3. Target Tenant Mix Through a Sector Lens

AI will allow some to flourish while others struggle across industries. Tenants with high AI-driven risk to employment should be evaluated similarly to how work-from-home exposure was assessed in 2020—with additional risk assigned to lease expirations. Investors should incorporate AI-related downside risk into underwriting by differentiating not only the industry but also the specific functions a tenant performs in the space, especially in markets with stagnant or declining demand.

For Occupiers

1. Build Flexibility into Both Space and Leases

Hybrid work is now standard for many knowledge workers, and most organizations have adapted their workplace strategy and portfolios to this once uncertain model. Still, a little under half of pre-pandemic leases have yet to expire and these footprints will continue to adapt to today’s work patterns and preferences. As AI reshapes headcount, task mix and work patterns in difficult to anticipate ways, occupiers with upcoming lease expirations should prioritize modular, easily reconfigurable layouts and greater lease flexibility, including shorter terms, expansion and contraction options, and the use of flex space.
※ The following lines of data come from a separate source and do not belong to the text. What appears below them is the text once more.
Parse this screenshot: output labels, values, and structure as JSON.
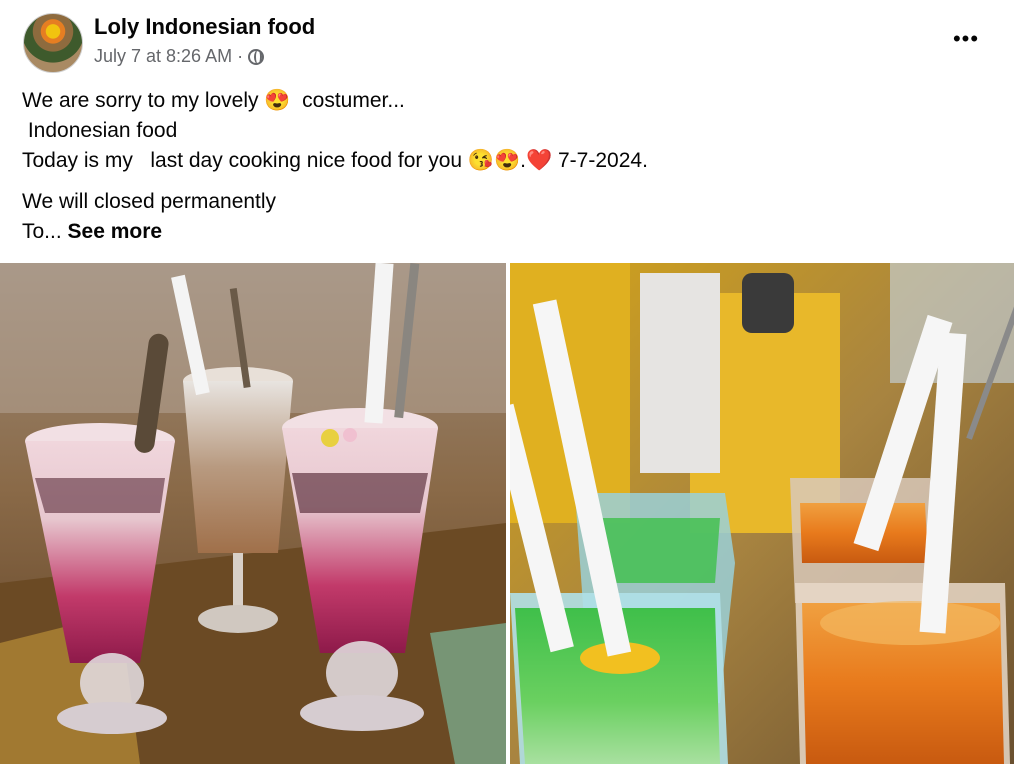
{
  "post": {
    "page_name": "Loly Indonesian food",
    "timestamp": "July 7 at 8:26 AM",
    "separator": "·",
    "audience_icon": "globe-icon",
    "more_icon": "more-options-icon",
    "more_label": "•••",
    "text_lines": [
      "We are sorry to my lovely 😍  costumer...",
      " Indonesian food",
      "Today is my   last day cooking nice food for you 😘😍.❤️ 7-7-2024."
    ],
    "text_lines_2": [
      "We will closed permanently"
    ],
    "truncated_prefix": "To... ",
    "see_more_label": "See more"
  },
  "photos": [
    {
      "name": "photo-dessert-drinks",
      "description_icon": "photo"
    },
    {
      "name": "photo-iced-drinks",
      "description_icon": "photo"
    }
  ]
}
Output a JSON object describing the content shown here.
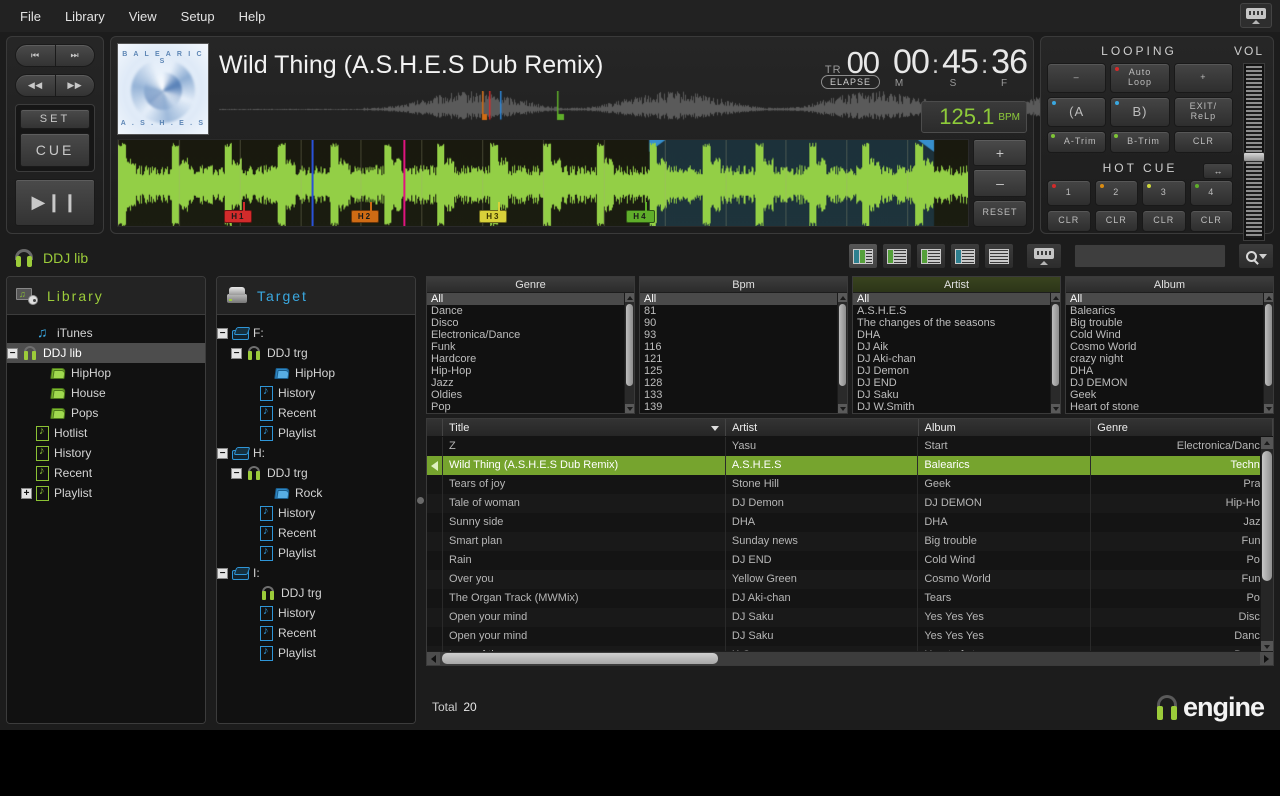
{
  "menu": {
    "items": [
      "File",
      "Library",
      "View",
      "Setup",
      "Help"
    ],
    "window_icon": "keyboard-icon"
  },
  "deck": {
    "transport": {
      "prev_track": "⏮",
      "next_track": "⏭",
      "rew": "◀◀",
      "ffwd": "▶▶",
      "set": "SET",
      "cue": "CUE",
      "play_pause": "▶❙❙"
    },
    "album_art": {
      "top_text": "B A L E A R I C S",
      "bottom_text": "A . S . H . E . S"
    },
    "track_title": "Wild Thing (A.S.H.E.S Dub Remix)",
    "time": {
      "tr_label": "TR",
      "tr_value": "00",
      "minutes": "00",
      "seconds": "45",
      "frames": "36",
      "colon": ":",
      "m_label": "M",
      "s_label": "S",
      "f_label": "F",
      "mode": "ELAPSE"
    },
    "bpm": {
      "value": "125.1",
      "label": "BPM"
    },
    "zoom": {
      "plus": "+",
      "minus": "–",
      "reset": "RESET"
    },
    "hot_cues_on_wave": [
      {
        "label": "H1",
        "color": "#d22b2b",
        "pos": 12.5
      },
      {
        "label": "H2",
        "color": "#cf6b14",
        "pos": 27.4
      },
      {
        "label": "H3",
        "color": "#d8d13a",
        "pos": 42.5
      },
      {
        "label": "H4",
        "color": "#5fae2a",
        "pos": 59.8
      }
    ],
    "overview_markers": [
      {
        "color": "#cf6b14",
        "pos": 29.2
      },
      {
        "color": "#d22b2b",
        "pos": 30.0
      },
      {
        "color": "#2e86d6",
        "pos": 31.2
      },
      {
        "color": "#5fae2a",
        "pos": 37.5
      }
    ]
  },
  "right_panel": {
    "looping_title": "LOOPING",
    "vol_title": "VOL",
    "hotcue_title": "HOT CUE",
    "buttons": {
      "minus": "–",
      "auto_loop": "Auto\nLoop",
      "plus": "+",
      "loop_in": "(A",
      "loop_out": "B)",
      "exit_reloop": "EXIT/\nReLp",
      "a_trim": "A-Trim",
      "b_trim": "B-Trim",
      "clr": "CLR"
    },
    "hot_cue_buttons": [
      {
        "num": "1",
        "led": "#d22b2b",
        "clear": "CLR"
      },
      {
        "num": "2",
        "led": "#d98b12",
        "clear": "CLR"
      },
      {
        "num": "3",
        "led": "#cdd63c",
        "clear": "CLR"
      },
      {
        "num": "4",
        "led": "#5fae2a",
        "clear": "CLR"
      }
    ],
    "hotcue_toggle": "↔"
  },
  "lib_header": {
    "title": "DDJ lib",
    "view_buttons": [
      "view-1",
      "view-2",
      "view-3",
      "view-4",
      "view-5"
    ],
    "keyboard_button": "keyboard-icon",
    "search_value": "",
    "search_placeholder": "",
    "search_icon": "search-icon"
  },
  "library_tree": {
    "header": "Library",
    "items": [
      {
        "label": "iTunes",
        "icon": "music-note-icon",
        "indent": 2,
        "expander": "",
        "selected": false
      },
      {
        "label": "DDJ lib",
        "icon": "headphones-icon",
        "indent": 1,
        "expander": "−",
        "selected": true
      },
      {
        "label": "HipHop",
        "icon": "stack-green-icon",
        "indent": 3,
        "expander": "",
        "selected": false
      },
      {
        "label": "House",
        "icon": "stack-green-icon",
        "indent": 3,
        "expander": "",
        "selected": false
      },
      {
        "label": "Pops",
        "icon": "stack-green-icon",
        "indent": 3,
        "expander": "",
        "selected": false
      },
      {
        "label": "Hotlist",
        "icon": "playlist-green-icon",
        "indent": 2,
        "expander": "",
        "selected": false
      },
      {
        "label": "History",
        "icon": "playlist-green-icon",
        "indent": 2,
        "expander": "",
        "selected": false
      },
      {
        "label": "Recent",
        "icon": "playlist-green-icon",
        "indent": 2,
        "expander": "",
        "selected": false
      },
      {
        "label": "Playlist",
        "icon": "playlist-green-icon",
        "indent": 2,
        "expander": "+",
        "selected": false
      }
    ]
  },
  "target_tree": {
    "header": "Target",
    "items": [
      {
        "label": "F:",
        "icon": "drive-icon",
        "indent": 1,
        "expander": "−"
      },
      {
        "label": "DDJ trg",
        "icon": "headphones-icon",
        "indent": 2,
        "expander": "−"
      },
      {
        "label": "HipHop",
        "icon": "stack-blue-icon",
        "indent": 4,
        "expander": ""
      },
      {
        "label": "History",
        "icon": "playlist-blue-icon",
        "indent": 3,
        "expander": ""
      },
      {
        "label": "Recent",
        "icon": "playlist-blue-icon",
        "indent": 3,
        "expander": ""
      },
      {
        "label": "Playlist",
        "icon": "playlist-blue-icon",
        "indent": 3,
        "expander": ""
      },
      {
        "label": "H:",
        "icon": "drive-icon",
        "indent": 1,
        "expander": "−"
      },
      {
        "label": "DDJ trg",
        "icon": "headphones-icon",
        "indent": 2,
        "expander": "−"
      },
      {
        "label": "Rock",
        "icon": "stack-blue-icon",
        "indent": 4,
        "expander": ""
      },
      {
        "label": "History",
        "icon": "playlist-blue-icon",
        "indent": 3,
        "expander": ""
      },
      {
        "label": "Recent",
        "icon": "playlist-blue-icon",
        "indent": 3,
        "expander": ""
      },
      {
        "label": "Playlist",
        "icon": "playlist-blue-icon",
        "indent": 3,
        "expander": ""
      },
      {
        "label": "I:",
        "icon": "drive-icon",
        "indent": 1,
        "expander": "−"
      },
      {
        "label": "DDJ trg",
        "icon": "headphones-icon",
        "indent": 3,
        "expander": ""
      },
      {
        "label": "History",
        "icon": "playlist-blue-icon",
        "indent": 3,
        "expander": ""
      },
      {
        "label": "Recent",
        "icon": "playlist-blue-icon",
        "indent": 3,
        "expander": ""
      },
      {
        "label": "Playlist",
        "icon": "playlist-blue-icon",
        "indent": 3,
        "expander": ""
      }
    ]
  },
  "filters": [
    {
      "title": "Genre",
      "active": false,
      "items": [
        "All",
        "Dance",
        "Disco",
        "Electronica/Dance",
        "Funk",
        "Hardcore",
        "Hip-Hop",
        "Jazz",
        "Oldies",
        "Pop"
      ],
      "selected_index": 0
    },
    {
      "title": "Bpm",
      "active": false,
      "items": [
        "All",
        "81",
        "90",
        "93",
        "116",
        "121",
        "125",
        "128",
        "133",
        "139"
      ],
      "selected_index": 0
    },
    {
      "title": "Artist",
      "active": true,
      "items": [
        "All",
        "A.S.H.E.S",
        "The changes of the seasons",
        "DHA",
        "DJ Aik",
        "DJ Aki-chan",
        "DJ Demon",
        "DJ END",
        "DJ Saku",
        "DJ W.Smith"
      ],
      "selected_index": 0
    },
    {
      "title": "Album",
      "active": false,
      "items": [
        "All",
        "Balearics",
        "Big trouble",
        "Cold Wind",
        "Cosmo World",
        "crazy night",
        "DHA",
        "DJ DEMON",
        "Geek",
        "Heart of stone"
      ],
      "selected_index": 0
    }
  ],
  "track_table": {
    "columns": [
      "",
      "Title",
      "Artist",
      "Album",
      "Genre"
    ],
    "sorted_column": "Title",
    "rows": [
      {
        "playing": false,
        "title": "Z",
        "artist": "Yasu",
        "album": "Start",
        "genre": "Electronica/Dance"
      },
      {
        "playing": true,
        "title": "Wild Thing (A.S.H.E.S Dub Remix)",
        "artist": "A.S.H.E.S",
        "album": "Balearics",
        "genre": "Techno"
      },
      {
        "playing": false,
        "title": "Tears of joy",
        "artist": "Stone Hill",
        "album": "Geek",
        "genre": "Pray"
      },
      {
        "playing": false,
        "title": "Tale of woman",
        "artist": "DJ Demon",
        "album": "DJ DEMON",
        "genre": "Hip-Hop"
      },
      {
        "playing": false,
        "title": "Sunny side",
        "artist": "DHA",
        "album": "DHA",
        "genre": "Jazz"
      },
      {
        "playing": false,
        "title": "Smart plan",
        "artist": "Sunday news",
        "album": "Big trouble",
        "genre": "Funk"
      },
      {
        "playing": false,
        "title": "Rain",
        "artist": "DJ END",
        "album": "Cold Wind",
        "genre": "Pop"
      },
      {
        "playing": false,
        "title": "Over you",
        "artist": "Yellow Green",
        "album": "Cosmo World",
        "genre": "Funk"
      },
      {
        "playing": false,
        "title": "The Organ Track (MWMix)",
        "artist": "DJ Aki-chan",
        "album": "Tears",
        "genre": "Pop"
      },
      {
        "playing": false,
        "title": "Open your mind",
        "artist": "DJ Saku",
        "album": "Yes Yes Yes",
        "genre": "Disco"
      },
      {
        "playing": false,
        "title": "Open your mind",
        "artist": "DJ Saku",
        "album": "Yes Yes Yes",
        "genre": "Dance"
      },
      {
        "playing": false,
        "title": "Love of the power",
        "artist": "K.O",
        "album": "Heart of stone",
        "genre": "Dance"
      }
    ]
  },
  "footer": {
    "total_label": "Total",
    "total_value": "20",
    "logo_text": "engine"
  }
}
For early-stage AI companies in San Francisco, demand has been strong for coworking or turn-key space that these companies can move into fast and have options to expand as their business grows.

2. Design Connection‑First Offices in the Age of AI

AI will likely reduce routine daily human interactions in the workplace as more workers increasingly collaborate with technology. An organization’s current office‑use patterns and workplace design should accommodate that evolution while maintaining trust, connection and culture. Ensuring that outcome depends on leadership and the physical environment. Establish the culture first, then make sure workplace design reinforces it by creating systems and environments that naturally draw people in. In an AI‑enabled workplace, time in the office will matter less for routine, heads‑down tasks and more as a platform for higher‑value collaboration, mentoring, training, problem‑solving and relationship‑building. This shifts the focus toward in-person moments rather than mandates and compliance. Office design should support these behaviors by reducing desk density and increasing high‑quality collaboration spaces, hospitality‑driven multipurpose rooms and casual “collision” zones.

3. Align Real Estate Strategy with Workforce and Automation Strategy

Corporate real estate planners should align lease and portfolio decisions with their firm’s AI and workforce transformation roadmaps. Real estate, HR and automation leaders should partner to ensure lease timing supports planned automation waves, reskilling initiatives and role redesign. AI-enabled workforce planning tools can help identify which roles are most exposed, where they are located and where flexibility should be prioritized.